Argonne National Laboratory

Upcoming Events

Vortex Matter in Rolled-Up Superconductor Micro- and Nano-Architectures

Materials Science Seminar
Vladimir Fomin, Institute for Solid State and Materials Research
December 14, 2017 2:00PM to 3:00PM
Building 223, Room S105

Abstract: Advances in the high-tech roll-up fabrication methods have provided novel curved superconductor micro- and nanoarchitectures (e.g., nanostructured microtubes, microhelices, and their arrays). Their superconducting properties and possible applications remain largely terra incognita. The combination of reduced dimensionality with the curved geometry of rolled-up superconductor micro- and nano-architectures is a rich source of novel vortex physics.

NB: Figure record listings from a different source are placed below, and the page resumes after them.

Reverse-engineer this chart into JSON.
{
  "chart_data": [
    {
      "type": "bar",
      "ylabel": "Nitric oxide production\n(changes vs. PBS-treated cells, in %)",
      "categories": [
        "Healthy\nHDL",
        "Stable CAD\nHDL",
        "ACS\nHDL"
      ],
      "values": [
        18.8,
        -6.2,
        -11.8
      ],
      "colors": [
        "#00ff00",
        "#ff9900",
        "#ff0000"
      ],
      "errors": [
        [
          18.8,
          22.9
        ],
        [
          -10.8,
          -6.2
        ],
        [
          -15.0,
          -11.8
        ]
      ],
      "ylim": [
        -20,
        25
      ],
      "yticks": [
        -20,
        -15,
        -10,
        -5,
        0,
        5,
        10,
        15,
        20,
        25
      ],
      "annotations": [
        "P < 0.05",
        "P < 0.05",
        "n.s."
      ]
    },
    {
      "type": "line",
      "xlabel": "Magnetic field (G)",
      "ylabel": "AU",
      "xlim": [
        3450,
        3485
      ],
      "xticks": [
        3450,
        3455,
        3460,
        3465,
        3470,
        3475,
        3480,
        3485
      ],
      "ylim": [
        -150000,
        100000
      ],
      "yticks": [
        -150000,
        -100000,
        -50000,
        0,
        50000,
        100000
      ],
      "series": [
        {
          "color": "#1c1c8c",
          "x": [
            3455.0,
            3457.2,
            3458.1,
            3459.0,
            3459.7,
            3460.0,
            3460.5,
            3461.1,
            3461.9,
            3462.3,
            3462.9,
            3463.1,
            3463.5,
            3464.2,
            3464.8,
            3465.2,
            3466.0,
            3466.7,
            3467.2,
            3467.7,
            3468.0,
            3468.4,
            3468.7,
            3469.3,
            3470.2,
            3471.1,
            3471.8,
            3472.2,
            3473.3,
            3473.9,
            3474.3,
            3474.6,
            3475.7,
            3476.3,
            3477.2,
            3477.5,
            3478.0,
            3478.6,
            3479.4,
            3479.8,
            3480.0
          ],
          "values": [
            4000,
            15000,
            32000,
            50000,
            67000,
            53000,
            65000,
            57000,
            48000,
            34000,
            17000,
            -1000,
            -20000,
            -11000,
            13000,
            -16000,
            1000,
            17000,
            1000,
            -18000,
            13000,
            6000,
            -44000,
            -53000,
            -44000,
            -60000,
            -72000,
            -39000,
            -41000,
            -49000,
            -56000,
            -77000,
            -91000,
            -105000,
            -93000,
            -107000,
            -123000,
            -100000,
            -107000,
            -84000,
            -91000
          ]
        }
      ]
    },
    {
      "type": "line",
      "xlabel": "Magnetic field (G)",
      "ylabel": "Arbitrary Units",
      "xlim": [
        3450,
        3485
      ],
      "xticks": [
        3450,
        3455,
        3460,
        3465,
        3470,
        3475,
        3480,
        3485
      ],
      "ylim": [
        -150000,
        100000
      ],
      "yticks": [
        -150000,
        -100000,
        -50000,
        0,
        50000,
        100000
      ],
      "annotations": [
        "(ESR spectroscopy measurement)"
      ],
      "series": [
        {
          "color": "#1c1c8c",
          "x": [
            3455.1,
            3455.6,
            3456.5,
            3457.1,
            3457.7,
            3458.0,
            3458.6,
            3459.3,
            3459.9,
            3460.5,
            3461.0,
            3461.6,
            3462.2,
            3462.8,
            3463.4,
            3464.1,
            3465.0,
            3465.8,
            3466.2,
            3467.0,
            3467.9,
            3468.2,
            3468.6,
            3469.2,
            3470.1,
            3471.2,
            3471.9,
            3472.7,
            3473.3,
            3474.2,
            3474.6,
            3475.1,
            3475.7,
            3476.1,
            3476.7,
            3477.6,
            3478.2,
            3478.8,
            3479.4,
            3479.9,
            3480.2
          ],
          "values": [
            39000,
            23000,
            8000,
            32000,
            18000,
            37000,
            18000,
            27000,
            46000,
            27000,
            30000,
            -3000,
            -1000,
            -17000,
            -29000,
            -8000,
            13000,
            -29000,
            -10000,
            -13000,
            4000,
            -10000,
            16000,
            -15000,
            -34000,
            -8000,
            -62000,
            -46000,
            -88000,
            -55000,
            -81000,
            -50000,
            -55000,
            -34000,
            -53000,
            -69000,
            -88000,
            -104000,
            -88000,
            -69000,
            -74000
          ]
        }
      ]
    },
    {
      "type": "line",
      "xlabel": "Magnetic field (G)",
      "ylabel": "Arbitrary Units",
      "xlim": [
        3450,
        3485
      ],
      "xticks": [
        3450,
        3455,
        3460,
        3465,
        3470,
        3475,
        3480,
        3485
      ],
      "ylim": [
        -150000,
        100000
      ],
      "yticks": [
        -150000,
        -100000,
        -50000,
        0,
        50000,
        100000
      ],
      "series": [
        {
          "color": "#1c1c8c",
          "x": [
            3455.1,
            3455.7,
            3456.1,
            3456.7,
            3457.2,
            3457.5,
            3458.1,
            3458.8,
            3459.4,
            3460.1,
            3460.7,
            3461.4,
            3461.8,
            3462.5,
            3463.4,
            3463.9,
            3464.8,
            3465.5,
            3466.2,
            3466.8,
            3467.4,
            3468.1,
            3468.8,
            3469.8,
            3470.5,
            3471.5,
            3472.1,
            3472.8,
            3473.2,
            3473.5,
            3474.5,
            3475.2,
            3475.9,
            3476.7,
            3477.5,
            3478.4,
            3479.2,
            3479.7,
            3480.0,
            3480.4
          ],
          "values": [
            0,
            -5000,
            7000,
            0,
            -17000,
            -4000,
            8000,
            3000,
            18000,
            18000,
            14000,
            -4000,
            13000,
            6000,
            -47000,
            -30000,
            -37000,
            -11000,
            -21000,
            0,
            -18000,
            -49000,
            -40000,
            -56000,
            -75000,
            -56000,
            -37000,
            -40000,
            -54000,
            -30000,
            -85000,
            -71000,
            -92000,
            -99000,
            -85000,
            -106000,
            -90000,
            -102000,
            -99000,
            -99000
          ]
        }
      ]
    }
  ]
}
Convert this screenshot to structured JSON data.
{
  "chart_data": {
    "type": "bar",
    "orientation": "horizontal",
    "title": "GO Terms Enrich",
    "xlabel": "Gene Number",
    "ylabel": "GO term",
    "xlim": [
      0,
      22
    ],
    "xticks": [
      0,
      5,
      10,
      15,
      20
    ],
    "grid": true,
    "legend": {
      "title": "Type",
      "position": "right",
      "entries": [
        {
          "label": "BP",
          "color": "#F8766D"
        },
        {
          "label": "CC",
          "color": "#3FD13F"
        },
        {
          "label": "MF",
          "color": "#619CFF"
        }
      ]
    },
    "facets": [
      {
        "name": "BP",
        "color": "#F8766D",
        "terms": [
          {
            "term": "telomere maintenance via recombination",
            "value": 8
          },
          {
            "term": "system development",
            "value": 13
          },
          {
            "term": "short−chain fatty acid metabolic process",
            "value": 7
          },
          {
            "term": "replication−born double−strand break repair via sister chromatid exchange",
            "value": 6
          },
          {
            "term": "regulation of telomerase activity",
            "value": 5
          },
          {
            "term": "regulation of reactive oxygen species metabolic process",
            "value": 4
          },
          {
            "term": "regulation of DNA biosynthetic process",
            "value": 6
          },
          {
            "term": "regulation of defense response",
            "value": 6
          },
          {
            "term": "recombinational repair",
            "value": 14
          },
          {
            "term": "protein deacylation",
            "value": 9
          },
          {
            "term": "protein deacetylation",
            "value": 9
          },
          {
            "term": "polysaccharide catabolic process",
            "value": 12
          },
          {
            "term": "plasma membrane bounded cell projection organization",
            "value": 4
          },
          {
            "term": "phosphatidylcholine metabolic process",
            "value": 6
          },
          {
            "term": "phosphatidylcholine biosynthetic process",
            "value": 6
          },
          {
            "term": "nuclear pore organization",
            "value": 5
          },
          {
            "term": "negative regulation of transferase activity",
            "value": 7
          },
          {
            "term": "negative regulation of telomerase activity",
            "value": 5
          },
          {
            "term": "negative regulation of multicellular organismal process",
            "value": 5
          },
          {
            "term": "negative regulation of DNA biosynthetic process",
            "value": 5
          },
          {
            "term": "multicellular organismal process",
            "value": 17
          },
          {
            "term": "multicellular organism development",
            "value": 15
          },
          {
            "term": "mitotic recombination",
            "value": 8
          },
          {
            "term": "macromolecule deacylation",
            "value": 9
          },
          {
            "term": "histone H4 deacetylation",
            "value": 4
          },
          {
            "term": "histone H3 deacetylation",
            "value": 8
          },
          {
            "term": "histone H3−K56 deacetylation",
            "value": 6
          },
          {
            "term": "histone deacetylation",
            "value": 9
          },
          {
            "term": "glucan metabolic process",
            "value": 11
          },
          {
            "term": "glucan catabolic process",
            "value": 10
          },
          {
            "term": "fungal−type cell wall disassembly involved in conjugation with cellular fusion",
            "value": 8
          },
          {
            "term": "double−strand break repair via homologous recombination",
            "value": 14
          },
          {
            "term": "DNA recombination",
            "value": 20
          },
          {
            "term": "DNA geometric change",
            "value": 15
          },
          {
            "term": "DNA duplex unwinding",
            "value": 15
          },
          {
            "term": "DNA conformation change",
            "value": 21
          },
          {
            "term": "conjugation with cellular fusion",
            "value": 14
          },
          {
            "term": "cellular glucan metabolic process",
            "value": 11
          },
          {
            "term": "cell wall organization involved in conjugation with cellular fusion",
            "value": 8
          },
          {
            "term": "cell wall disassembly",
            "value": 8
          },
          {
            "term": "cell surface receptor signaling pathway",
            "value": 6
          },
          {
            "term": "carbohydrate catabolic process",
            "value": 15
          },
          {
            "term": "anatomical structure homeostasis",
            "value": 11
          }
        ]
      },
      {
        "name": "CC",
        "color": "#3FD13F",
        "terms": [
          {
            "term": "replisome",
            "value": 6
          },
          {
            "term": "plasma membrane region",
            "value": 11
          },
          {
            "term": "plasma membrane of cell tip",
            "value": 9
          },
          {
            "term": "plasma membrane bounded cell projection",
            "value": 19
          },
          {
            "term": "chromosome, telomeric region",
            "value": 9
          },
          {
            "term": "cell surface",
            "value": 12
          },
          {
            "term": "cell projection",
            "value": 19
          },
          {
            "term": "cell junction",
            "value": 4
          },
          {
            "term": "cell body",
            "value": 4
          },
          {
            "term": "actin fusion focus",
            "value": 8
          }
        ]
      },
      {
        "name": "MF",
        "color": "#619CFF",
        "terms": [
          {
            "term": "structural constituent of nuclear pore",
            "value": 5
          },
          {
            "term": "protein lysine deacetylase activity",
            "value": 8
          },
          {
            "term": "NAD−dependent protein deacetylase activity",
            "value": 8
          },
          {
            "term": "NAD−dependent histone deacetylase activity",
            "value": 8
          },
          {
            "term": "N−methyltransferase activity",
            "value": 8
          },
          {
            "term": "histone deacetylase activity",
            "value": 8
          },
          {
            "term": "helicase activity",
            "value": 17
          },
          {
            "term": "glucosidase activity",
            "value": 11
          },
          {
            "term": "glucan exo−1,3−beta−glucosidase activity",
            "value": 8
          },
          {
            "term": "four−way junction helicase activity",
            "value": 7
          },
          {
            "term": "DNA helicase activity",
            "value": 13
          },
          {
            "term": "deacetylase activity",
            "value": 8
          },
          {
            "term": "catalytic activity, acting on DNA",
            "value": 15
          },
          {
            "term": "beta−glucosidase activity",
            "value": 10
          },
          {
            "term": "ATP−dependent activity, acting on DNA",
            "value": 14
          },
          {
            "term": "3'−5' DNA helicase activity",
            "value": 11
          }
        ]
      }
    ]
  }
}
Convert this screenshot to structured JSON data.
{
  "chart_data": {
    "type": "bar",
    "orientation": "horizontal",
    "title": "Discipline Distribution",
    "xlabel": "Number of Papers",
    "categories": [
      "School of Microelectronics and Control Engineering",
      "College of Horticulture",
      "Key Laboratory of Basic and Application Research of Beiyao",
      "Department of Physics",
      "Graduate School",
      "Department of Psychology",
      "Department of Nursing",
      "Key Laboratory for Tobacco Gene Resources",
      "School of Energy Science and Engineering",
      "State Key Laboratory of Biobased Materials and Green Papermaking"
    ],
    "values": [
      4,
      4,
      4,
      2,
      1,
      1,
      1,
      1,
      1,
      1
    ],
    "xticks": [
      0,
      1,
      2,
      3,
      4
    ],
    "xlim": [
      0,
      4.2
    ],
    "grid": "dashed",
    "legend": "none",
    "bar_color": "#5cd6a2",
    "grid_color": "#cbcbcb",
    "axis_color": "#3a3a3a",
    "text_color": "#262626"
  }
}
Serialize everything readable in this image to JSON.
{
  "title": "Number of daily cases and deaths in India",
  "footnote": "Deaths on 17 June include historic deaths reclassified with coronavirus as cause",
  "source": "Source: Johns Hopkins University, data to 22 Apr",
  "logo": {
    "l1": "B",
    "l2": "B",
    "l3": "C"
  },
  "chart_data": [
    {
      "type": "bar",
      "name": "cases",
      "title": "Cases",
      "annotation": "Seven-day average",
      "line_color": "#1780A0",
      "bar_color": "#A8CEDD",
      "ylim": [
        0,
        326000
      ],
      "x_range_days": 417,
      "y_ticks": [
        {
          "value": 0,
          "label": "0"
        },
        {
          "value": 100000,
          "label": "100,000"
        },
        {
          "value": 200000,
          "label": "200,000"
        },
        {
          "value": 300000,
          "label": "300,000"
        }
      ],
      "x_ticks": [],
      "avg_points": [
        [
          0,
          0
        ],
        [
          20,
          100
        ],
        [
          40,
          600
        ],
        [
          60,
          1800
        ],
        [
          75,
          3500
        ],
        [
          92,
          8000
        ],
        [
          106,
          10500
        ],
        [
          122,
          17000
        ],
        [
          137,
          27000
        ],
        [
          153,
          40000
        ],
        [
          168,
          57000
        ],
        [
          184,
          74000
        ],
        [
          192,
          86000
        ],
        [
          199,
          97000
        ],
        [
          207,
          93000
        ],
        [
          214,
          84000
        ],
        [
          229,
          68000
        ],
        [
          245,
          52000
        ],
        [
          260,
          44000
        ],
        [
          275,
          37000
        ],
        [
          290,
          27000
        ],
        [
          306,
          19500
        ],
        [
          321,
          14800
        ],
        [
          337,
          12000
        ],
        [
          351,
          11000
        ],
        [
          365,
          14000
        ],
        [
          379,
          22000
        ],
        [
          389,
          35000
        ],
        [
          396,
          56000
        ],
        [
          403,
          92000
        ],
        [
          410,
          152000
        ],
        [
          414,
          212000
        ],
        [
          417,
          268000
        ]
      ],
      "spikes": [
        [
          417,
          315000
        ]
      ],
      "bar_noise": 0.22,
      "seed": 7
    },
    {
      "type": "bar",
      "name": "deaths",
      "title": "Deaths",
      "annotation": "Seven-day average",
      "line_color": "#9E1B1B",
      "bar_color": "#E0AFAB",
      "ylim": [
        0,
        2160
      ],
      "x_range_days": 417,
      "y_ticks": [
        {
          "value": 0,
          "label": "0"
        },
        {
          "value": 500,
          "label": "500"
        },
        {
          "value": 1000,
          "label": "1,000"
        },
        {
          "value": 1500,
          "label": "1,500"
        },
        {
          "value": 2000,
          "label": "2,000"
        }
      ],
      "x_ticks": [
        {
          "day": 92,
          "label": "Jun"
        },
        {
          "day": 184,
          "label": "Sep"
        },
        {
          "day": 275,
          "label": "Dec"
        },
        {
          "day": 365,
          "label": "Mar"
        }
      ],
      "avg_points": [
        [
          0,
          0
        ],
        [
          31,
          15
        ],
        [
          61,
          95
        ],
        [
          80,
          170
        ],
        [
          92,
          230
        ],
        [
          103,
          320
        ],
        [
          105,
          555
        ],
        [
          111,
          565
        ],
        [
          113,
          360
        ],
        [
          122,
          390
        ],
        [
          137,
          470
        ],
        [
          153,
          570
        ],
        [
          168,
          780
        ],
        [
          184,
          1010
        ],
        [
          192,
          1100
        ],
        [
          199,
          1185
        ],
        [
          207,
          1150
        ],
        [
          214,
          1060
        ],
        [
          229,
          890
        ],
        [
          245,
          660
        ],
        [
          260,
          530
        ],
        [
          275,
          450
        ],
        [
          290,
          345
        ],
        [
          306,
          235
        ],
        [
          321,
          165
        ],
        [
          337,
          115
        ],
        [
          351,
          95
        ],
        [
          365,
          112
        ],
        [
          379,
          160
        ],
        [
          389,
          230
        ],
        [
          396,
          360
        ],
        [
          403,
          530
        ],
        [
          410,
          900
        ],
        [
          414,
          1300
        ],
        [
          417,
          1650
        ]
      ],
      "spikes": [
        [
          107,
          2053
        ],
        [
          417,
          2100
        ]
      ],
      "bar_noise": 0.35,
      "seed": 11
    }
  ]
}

Numerical modeling with the time-dependent Ginzburg-Landau approach shows that the curved geometry governs the dynamics of vortices in the presence of transport currents in open superconductor micro- and nanotubes subject to a magnetic field orthogonal to the axis. The vortex dynamics are described by two characteristic times: the period of nucleation of vortices at one edge of the structure and the duration of motion of a vortex along the structure. Synergetic effects of curvature and dimensions cause drastic changes in both equilibrium and dynamical vortex patterns, which lead to a nonmonotonic dependence of characteristic times on the magnetic field.

Rolling superconductor niobium nanomembranes into open tubes and helical microcoils allows for a new, highly correlated vortex dynamics regime that reveals a surprising (by a factor of 3) increase in a critical magnetic field for the beginning of vortex motion and a transition magnetic field between single- and many-vortex dynamic patterns in an open nanotube. The dynamics of superconducting vortices in the upper and lower half-cylinders are strongly correlated in symmetric pure open tubes. The presence of pinning centers or inhomogeneous currents, which lift the symmetry of half-cylinders with respect to reflection in the plane that includes the tube axis and the centerline of the slit, reduces those correlations. The renormalization of the magnetic field in tubes of finite thickness and the evolution of the scalar potentials described by the Poisson equation are included in the analysis.

The voltage induced by the moving vortices in open microtubes is of the order of several mV. Open microtubes can serve as tunable superconducting vortex generators for fluxon-based information technologies. An inhomogeneous transport current, which is introduced through multiple electrodes in an open nanotube, leads to a controllable branching of the vortex nucleation period. The average number of vortices occurring in the tube per nanosecond can be effectively reduced by using the inhomogeneous transport current, which is important for noise and energy dissipation suppression in superconductor applications (e.g., for sensors operating at lower frequencies). For superconductor helical microcoils, the pattern and number of vortices in a stationary distribution are determined by their confinement to the ultrathin helical coil and can therefore be efficiently controlled by the helical geometry.